It’s important to do what you love. You spend most of your day at work, and it can have a detrimental impact on your mental health if you dread going to work.
However, jobs don’t exist simply to explore our passions. They also function to keep us financially stable. It’s important to weigh up the pros and cons of a job and understand whether it will be financially viable. Here are some examples of jobs across various industries that carry risks to health and finance.
Most people understand the risks of going into the armed forces. While there are plenty of jobs available, you risk getting a serious injury that could put you out of further employment, making a career in the armed forces financially risky. Conditions that stem from this career, such as PTSD, could significantly impact the rest of your life, and you may need to rely on government financial aid.

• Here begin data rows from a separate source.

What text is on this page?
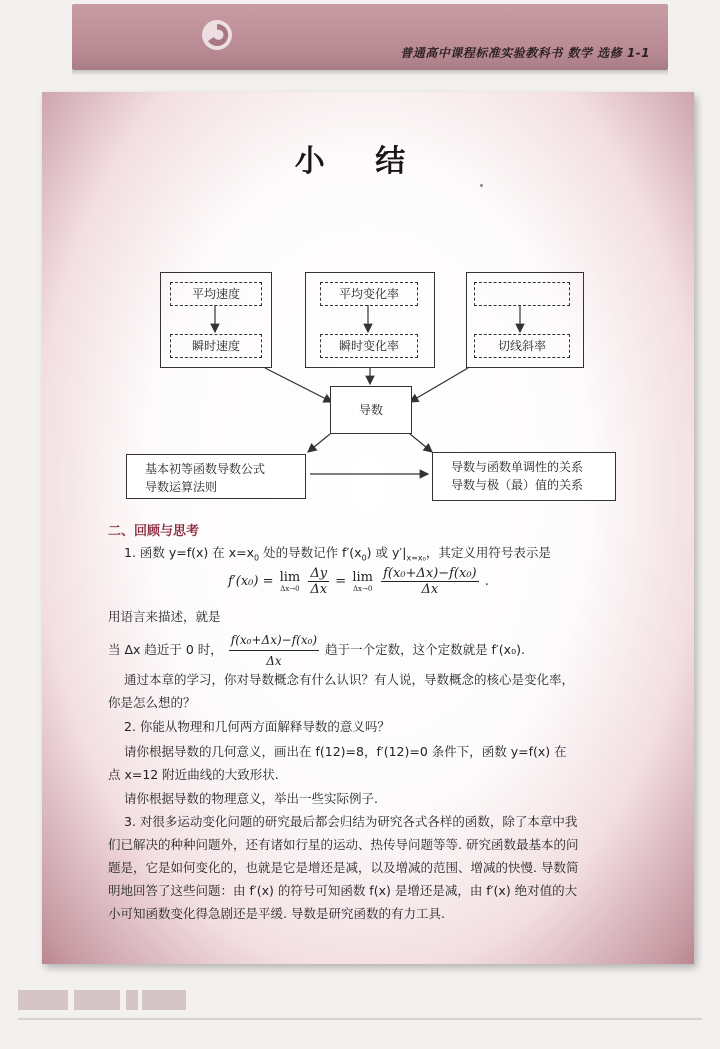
普通高中课程标准实验教科书 数学 选修 1-1
小 结
平均速度
瞬时速度
平均变化率
瞬时变化率	切线斜率
导数
基本初等函数导数公式
导数运算法则
导数与函数单调性的关系
导数与极（最）值的关系
二、回顾与思考
1. 函数 y=f(x) 在 $x=x_0$ 处的导数记作 $f'(x_0)$ 或 $y'|_{x=x_0}$，其定义用符号表示是
f′(x₀) = lim
Δx→0
$\frac{\Delta y}{\Delta x} = \lim$
Δx→0
$\frac{\text{f(x₀+Δx)−f(x₀)}}{\Delta x}$ .
用语言来描述，就是
当 Δx 趋近于 0 时， $\frac{\text{f(x₀+Δx)−f(x₀)}}{\Delta x}$ 趋于一个定数，这个定数就是 f′(x₀).
通过本章的学习，你对导数概念有什么认识？有人说，导数概念的核心是变化率，
你是怎么想的？
2. 你能从物理和几何两方面解释导数的意义吗？
请你根据导数的几何意义，画出在 f(12)=8，f′(12)=0 条件下，函数 y=f(x) 在
点 x=12 附近曲线的大致形状.
请你根据导数的物理意义，举出一些实际例子.
3. 对很多运动变化问题的研究最后都会归结为研究各式各样的函数，除了本章中我
们已解决的种种问题外，还有诸如行星的运动、热传导问题等等. 研究函数最基本的问
题是，它是如何变化的，也就是它是增还是减，以及增减的范围、增减的快慢. 导数简
明地回答了这些问题：由 f′(x) 的符号可知函数 f(x) 是增还是减，由 f′(x) 绝对值的大
小可知函数变化得急剧还是平缓. 导数是研究函数的有力工具.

Are you aware of the ins and outs of this financial support? It can be complicated, with loopholes often leaving victims confused, such as knowing if a PTSD rating can be reduced or not – click the link for more information. Keep these issues in mind when considering a career in the armed forces.

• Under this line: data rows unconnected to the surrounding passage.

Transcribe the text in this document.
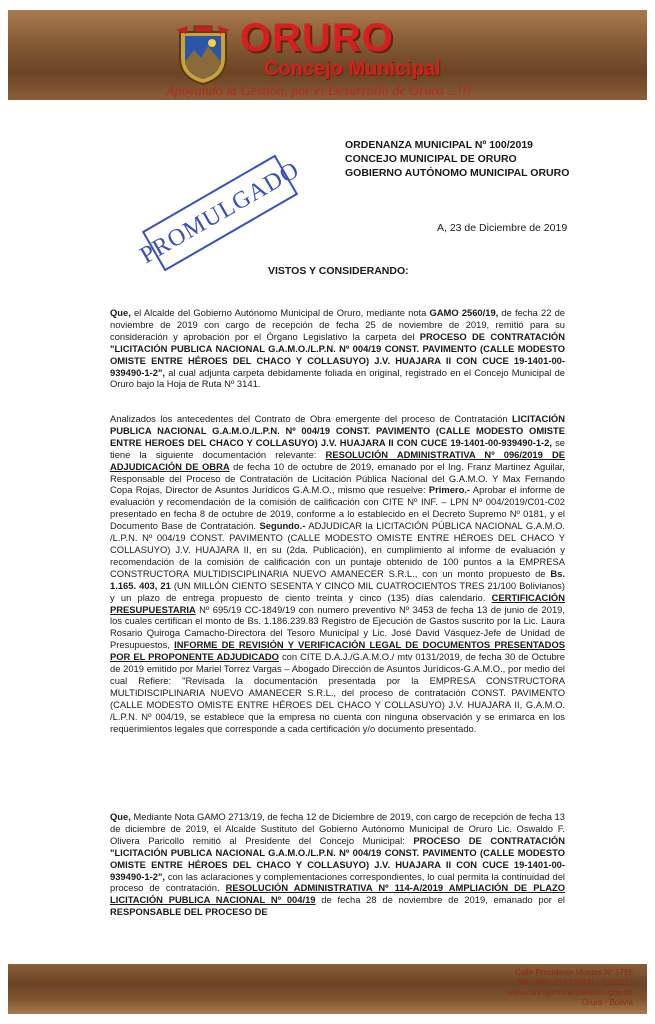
ORURO
Concejo Municipal
Apoyando la Gestión, por el Desarrollo de Oruro ...!!!
ORDENANZA MUNICIPAL Nº 100/2019
CONCEJO MUNICIPAL DE ORURO
GOBIERNO AUTÓNOMO MUNICIPAL ORURO
PROMULGADO	A, 23 de Diciembre de 2019
VISTOS Y CONSIDERANDO:

Que, el Alcalde del Gobierno Autónomo Municipal de Oruro, mediante nota GAMO 2560/19, de fecha 22 de noviembre de 2019 con cargo de recepción de fecha 25 de noviembre de 2019, remitió para su consideración y aprobación por el Órgano Legislativo la carpeta del PROCESO DE CONTRATACIÓN "LICITACIÓN PUBLICA NACIONAL G.A.M.O./L.P.N. Nº 004/19 CONST. PAVIMENTO (CALLE MODESTO OMISTE ENTRE HÉROES DEL CHACO Y COLLASUYO) J.V. HUAJARA II CON CUCE 19-1401-00-939490-1-2", al cual adjunta carpeta debidamente foliada en original, registrado en el Concejo Municipal de Oruro bajo la Hoja de Ruta Nº 3141.

Analizados los antecedentes del Contrato de Obra emergente del proceso de Contratación LICITACIÓN PUBLICA NACIONAL G.A.M.O./L.P.N. Nº 004/19 CONST. PAVIMENTO (CALLE MODESTO OMISTE ENTRE HEROES DEL CHACO Y COLLASUYO) J.V. HUAJARA II CON CUCE 19-1401-00-939490-1-2, se tiene la siguiente documentación relevante: RESOLUCIÓN ADMINISTRATIVA Nº 096/2019 DE ADJUDICACIÓN DE OBRA de fecha 10 de octubre de 2019, emanado por el Ing. Franz Martinez Aguilar, Responsable del Proceso de Contratación de Licitación Pública Nacional del G.A.M.O. Y Max Fernando Copa Rojas, Director de Asuntos Jurídicos G.A.M.O., mismo que resuelve: Primero.- Aprobar el informe de evaluación y recomendación de la comisión de calificación con CITE Nº INF. – LPN Nº 004/2019/C01-C02 presentado en fecha 8 de octubre de 2019, conforme a lo establecido en el Decreto Supremo Nº 0181, y el Documento Base de Contratación. Segundo.- ADJUDICAR la LICITACIÓN PÚBLICA NACIONAL G.A.M.O. /L.P.N. Nº 004/19 CONST. PAVIMENTO (CALLE MODESTO OMISTE ENTRE HÉROES DEL CHACO Y COLLASUYO) J.V. HUAJARA II, en su (2da. Publicación), en cumplimiento al informe de evaluación y recomendación de la comisión de calificación con un puntaje obtenido de 100 puntos a la EMPRESA CONSTRUCTORA MULTIDISCIPLINARIA NUEVO AMANECER S.R.L., con un monto propuesto de Bs. 1.165. 403, 21 (UN MILLÓN CIENTO SESENTA Y CINCO MIL CUATROCIENTOS TRES 21/100 Bolivianos) y un plazo de entrega propuesto de ciento treinta y cinco (135) días calendario. CERTIFICACIÓN PRESUPUESTARIA Nº 695/19 CC-1849/19 con numero preventivo Nº 3453 de fecha 13 de junio de 2019, los cuales certifican el monto de Bs. 1.186.239.83 Registro de Ejecución de Gastos suscrito por la Lic. Laura Rosario Quiroga Camacho-Directora del Tesoro Municipal y Lic. José David Vásquez-Jefe de Unidad de Presupuestos, INFORME DE REVISIÓN Y VERIFICACIÓN LEGAL DE DOCUMENTOS PRESENTADOS POR EL PROPONENTE ADJUDICADO con CITE D.A.J./G.A.M.O./ mtv 0131/2019, de fecha 30 de Octubre de 2019 emitido por Mariel Torrez Vargas – Abogado Dirección de Asuntos Jurídicos-G.A.M.O., por medio del cual Refiere: "Revisada la documentación presentada por la EMPRESA CONSTRUCTORA MULTIDISCIPLINARIA NUEVO AMANECER S.R.L., del proceso de contratación CONST. PAVIMENTO (CALLE MODESTO OMISTE ENTRE HÉROES DEL CHACO Y COLLASUYO) J.V. HUAJARA II, G.A.M.O. /L.P.N. Nº 004/19, se establece que la empresa no cuenta con ninguna observación y se enmarca en los requerimientos legales que corresponde a cada certificación y/o documento presentado.

Que, Mediante Nota GAMO 2713/19, de fecha 12 de Diciembre de 2019, con cargo de recepción de fecha 13 de diciembre de 2019, el Alcalde Sustituto del Gobierno Autónomo Municipal de Oruro Lic. Oswaldo F. Olivera Paricollo remitió al Presidente del Concejo Municipal: PROCESO DE CONTRATACIÓN "LICITACIÓN PUBLICA NACIONAL G.A.M.O./L.P.N. Nº 004/19 CONST. PAVIMENTO (CALLE MODESTO OMISTE ENTRE HÉROES DEL CHACO Y COLLASUYO) J.V. HUAJARA II CON CUCE 19-1401-00-939490-1-2", con las aclaraciones y complementaciones correspondientes, lo cual permita la continuidad del proceso de contratación. RESOLUCIÓN ADMINISTRATIVA Nº 114-A/2019 AMPLIACIÓN DE PLAZO LICITACIÓN PUBLICA NACIONAL Nº 004/19 de fecha 28 de noviembre de 2019, emanado por el RESPONSABLE DEL PROCESO DE

Calle Presidente Montes Nº 5755
Telf.: (591-2) 5276431 - 5252213
www.concejomunicipaloruro.gob.bo
Oruro - Bolivia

A lot of people want to go into acting, dancing or music. When you’re successful, it can be a lucrative career with plenty of benefits. However, going into a performance career is financially risky. You could find yourself going through hundreds of auditions without reaping any financial rewards. Plus, a lot of performers are expected to work for free when they’re getting established. While many people do “make it” there’s the potential of never reaching your goals, so you’ll need to be motivated and prepared to work in uninspiring day jobs to pay the bills. Are the financial risks worth it?
You’ve probably heard of the wall street crash. In 1929, the American stock market crashed and the US economy collapsed, leading the world economy into the Great Depression. While people have learned from their mistakes, it’s still a financially risky career to get into. There are always ups and downs in the stock market, so you’ll need to know how to follow trends and spot patterns. While success could see you soaring high, an unprecedented dip could see everything come crashing down. It’s risky, but lots of people find it an exciting industry with lots going on.

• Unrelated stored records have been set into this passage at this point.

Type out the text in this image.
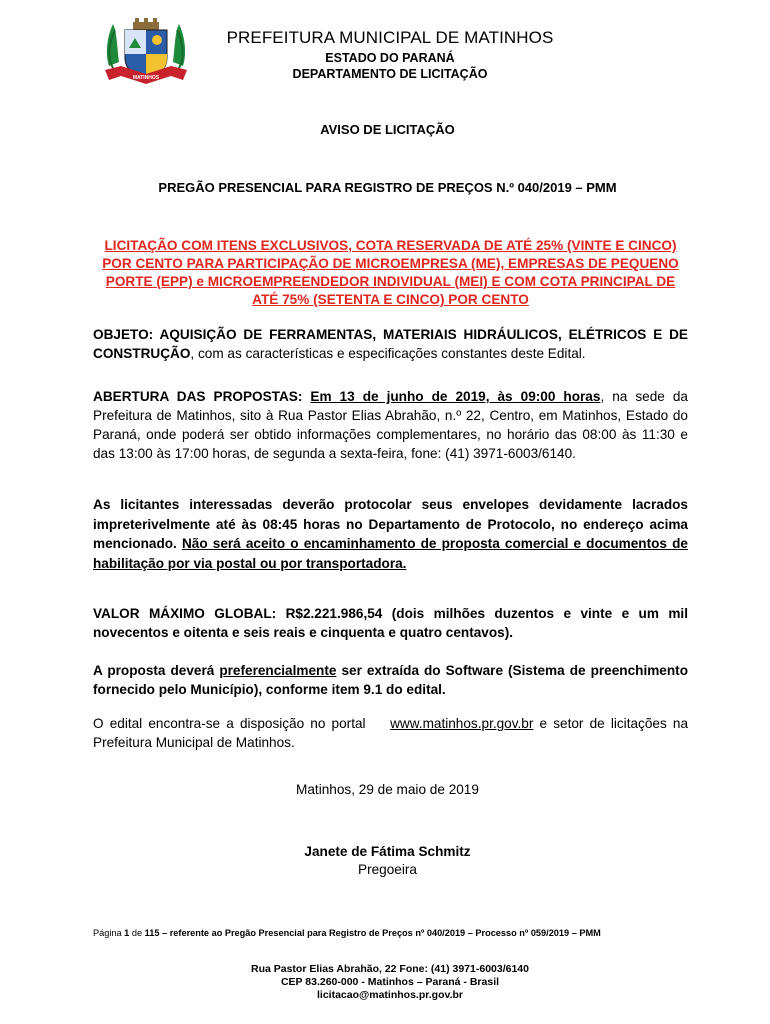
MATINHOS
PREFEITURA MUNICIPAL DE MATINHOS
ESTADO DO PARANÁ
DEPARTAMENTO DE LICITAÇÃO
AVISO DE LICITAÇÃO
PREGÃO PRESENCIAL PARA REGISTRO DE PREÇOS N.º 040/2019 – PMM
LICITAÇÃO COM ITENS EXCLUSIVOS, COTA RESERVADA DE ATÉ 25% (VINTE E CINCO) POR CENTO PARA PARTICIPAÇÃO DE MICROEMPRESA (ME), EMPRESAS DE PEQUENO PORTE (EPP) e MICROEMPREENDEDOR INDIVIDUAL (MEI) E COM COTA PRINCIPAL DE ATÉ 75% (SETENTA E CINCO) POR CENTO
OBJETO: AQUISIÇÃO DE FERRAMENTAS, MATERIAIS HIDRÁULICOS, ELÉTRICOS E DE CONSTRUÇÃO, com as características e especificações constantes deste Edital.
ABERTURA DAS PROPOSTAS: Em 13 de junho de 2019, às 09:00 horas, na sede da Prefeitura de Matinhos, sito à Rua Pastor Elias Abrahão, n.º 22, Centro, em Matinhos, Estado do Paraná, onde poderá ser obtido informações complementares, no horário das 08:00 às 11:30 e das 13:00 às 17:00 horas, de segunda a sexta-feira, fone: (41) 3971-6003/6140.
As licitantes interessadas deverão protocolar seus envelopes devidamente lacrados impreterivelmente até às 08:45 horas no Departamento de Protocolo, no endereço acima mencionado. Não será aceito o encaminhamento de proposta comercial e documentos de habilitação por via postal ou por transportadora.
VALOR MÁXIMO GLOBAL: R$2.221.986,54 (dois milhões duzentos e vinte e um mil novecentos e oitenta e seis reais e cinquenta e quatro centavos).
A proposta deverá preferencialmente ser extraída do Software (Sistema de preenchimento fornecido pelo Município), conforme item 9.1 do edital.
O edital encontra-se a disposição no portal www.matinhos.pr.gov.br e setor de licitações na Prefeitura Municipal de Matinhos.
Matinhos, 29 de maio de 2019
Janete de Fátima Schmitz
Pregoeira
Página 1 de 115 – referente ao Pregão Presencial para Registro de Preços nº 040/2019 – Processo nº 059/2019 – PMM
Rua Pastor Elias Abrahão, 22 Fone: (41) 3971-6003/6140
CEP 83.260-000 - Matinhos – Paraná - Brasil
licitacao@matinhos.pr.gov.br
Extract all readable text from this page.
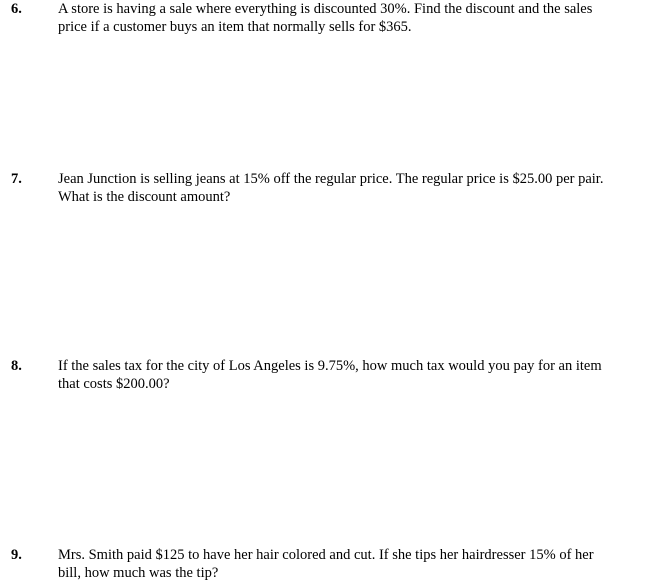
6. A store is having a sale where everything is discounted 30%. Find the discount and the sales
price if a customer buys an item that normally sells for $365.
7. Jean Junction is selling jeans at 15% off the regular price. The regular price is $25.00 per pair.
What is the discount amount?
8. If the sales tax for the city of Los Angeles is 9.75%, how much tax would you pay for an item
that costs $200.00?
9. Mrs. Smith paid $125 to have her hair colored and cut. If she tips her hairdresser 15% of her
bill, how much was the tip?
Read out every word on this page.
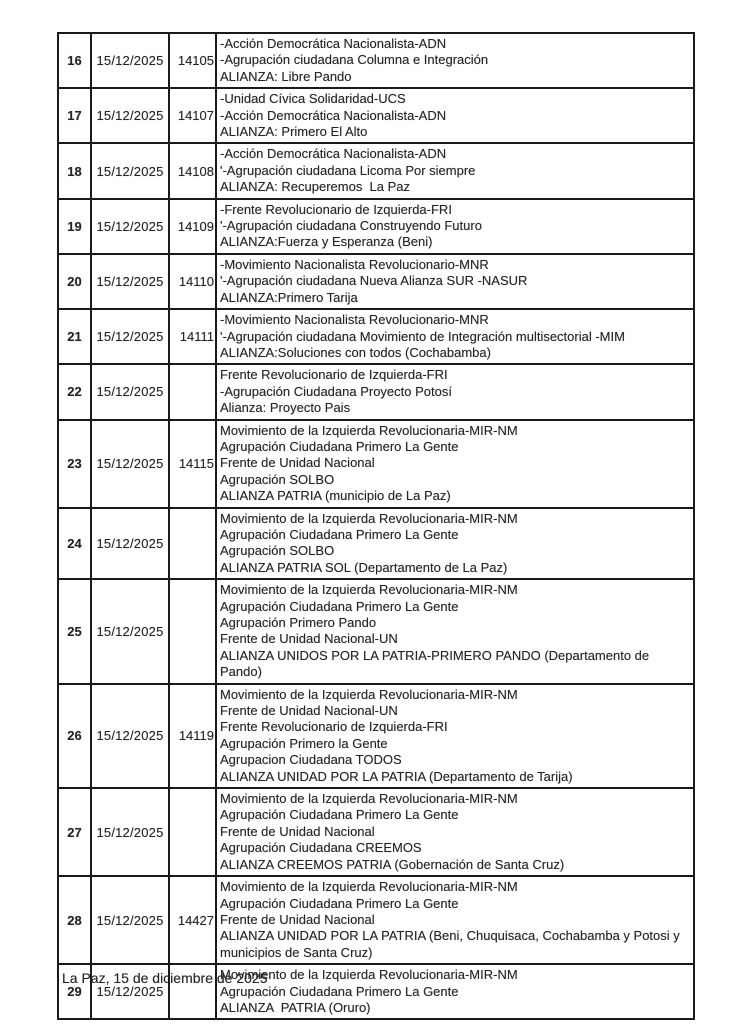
16	15/12/2025	14105	-Acción Democrática Nacionalista-ADN
-Agrupación ciudadana Columna e Integración
ALIANZA: Libre Pando

17	15/12/2025	14107	-Unidad Cívica Solidaridad-UCS
-Acción Democrática Nacionalista-ADN
ALIANZA: Primero El Alto

18	15/12/2025	14108	-Acción Democrática Nacionalista-ADN
'-Agrupación ciudadana Licoma Por siempre
ALIANZA: Recuperemos  La Paz

19	15/12/2025	14109	-Frente Revolucionario de Izquierda-FRI
'-Agrupación ciudadana Construyendo Futuro
ALIANZA:Fuerza y Esperanza (Beni)

20	15/12/2025	14110	-Movimiento Nacionalista Revolucionario-MNR
'-Agrupación ciudadana Nueva Alianza SUR -NASUR
ALIANZA:Primero Tarija

21	15/12/2025	14111	-Movimiento Nacionalista Revolucionario-MNR
'-Agrupación ciudadana Movimiento de Integración multisectorial -MIM
ALIANZA:Soluciones con todos (Cochabamba)

22	15/12/2025		Frente Revolucionario de Izquierda-FRI
-Agrupación Ciudadana Proyecto Potosí
Alianza: Proyecto Pais

23	15/12/2025	14115	Movimiento de la Izquierda Revolucionaria-MIR-NM
Agrupación Ciudadana Primero La Gente
Frente de Unidad Nacional
Agrupación SOLBO
ALIANZA PATRIA (municipio de La Paz)

24	15/12/2025		Movimiento de la Izquierda Revolucionaria-MIR-NM
Agrupación Ciudadana Primero La Gente
Agrupación SOLBO
ALIANZA PATRIA SOL (Departamento de La Paz)

25	15/12/2025		Movimiento de la Izquierda Revolucionaria-MIR-NM
Agrupación Ciudadana Primero La Gente
Agrupación Primero Pando
Frente de Unidad Nacional-UN
ALIANZA UNIDOS POR LA PATRIA-PRIMERO PANDO (Departamento de Pando)

26	15/12/2025	14119	
Movimiento de la Izquierda Revolucionaria-MIR-NM
Frente de Unidad Nacional-UN
Frente Revolucionario de Izquierda-FRI
Agrupación Primero la Gente
Agrupacion Ciudadana TODOS
ALIANZA UNIDAD POR LA PATRIA (Departamento de Tarija)

27	15/12/2025		Movimiento de la Izquierda Revolucionaria-MIR-NM
Agrupación Ciudadana Primero La Gente
Frente de Unidad Nacional
Agrupación Ciudadana CREEMOS
ALIANZA CREEMOS PATRIA (Gobernación de Santa Cruz)

28	15/12/2025	14427	Movimiento de la Izquierda Revolucionaria-MIR-NM
Agrupación Ciudadana Primero La Gente
Frente de Unidad Nacional
ALIANZA UNIDAD POR LA PATRIA (Beni, Chuquisaca, Cochabamba y Potosi y
municipios de Santa Cruz)

29	15/12/2025		Movimiento de la Izquierda Revolucionaria-MIR-NM
Agrupación Ciudadana Primero La Gente
ALIANZA  PATRIA (Oruro)
La Paz, 15 de diciembre de 2025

Pilots are in high demand. The role relies on high vigilance, which means that it tends to be well paid. However, there are downsides. Many pilots experience health problems such as insomnia because they struggle to switch off. You also put yourself at risk of other health conditions such as deep vein thrombosis, dehydration and high rates of skin cancer. Like working in the armed forces, these could have significant impacts on your quality of life and future employment, so you’ll need to asses the risks before beginning a career as a pilot.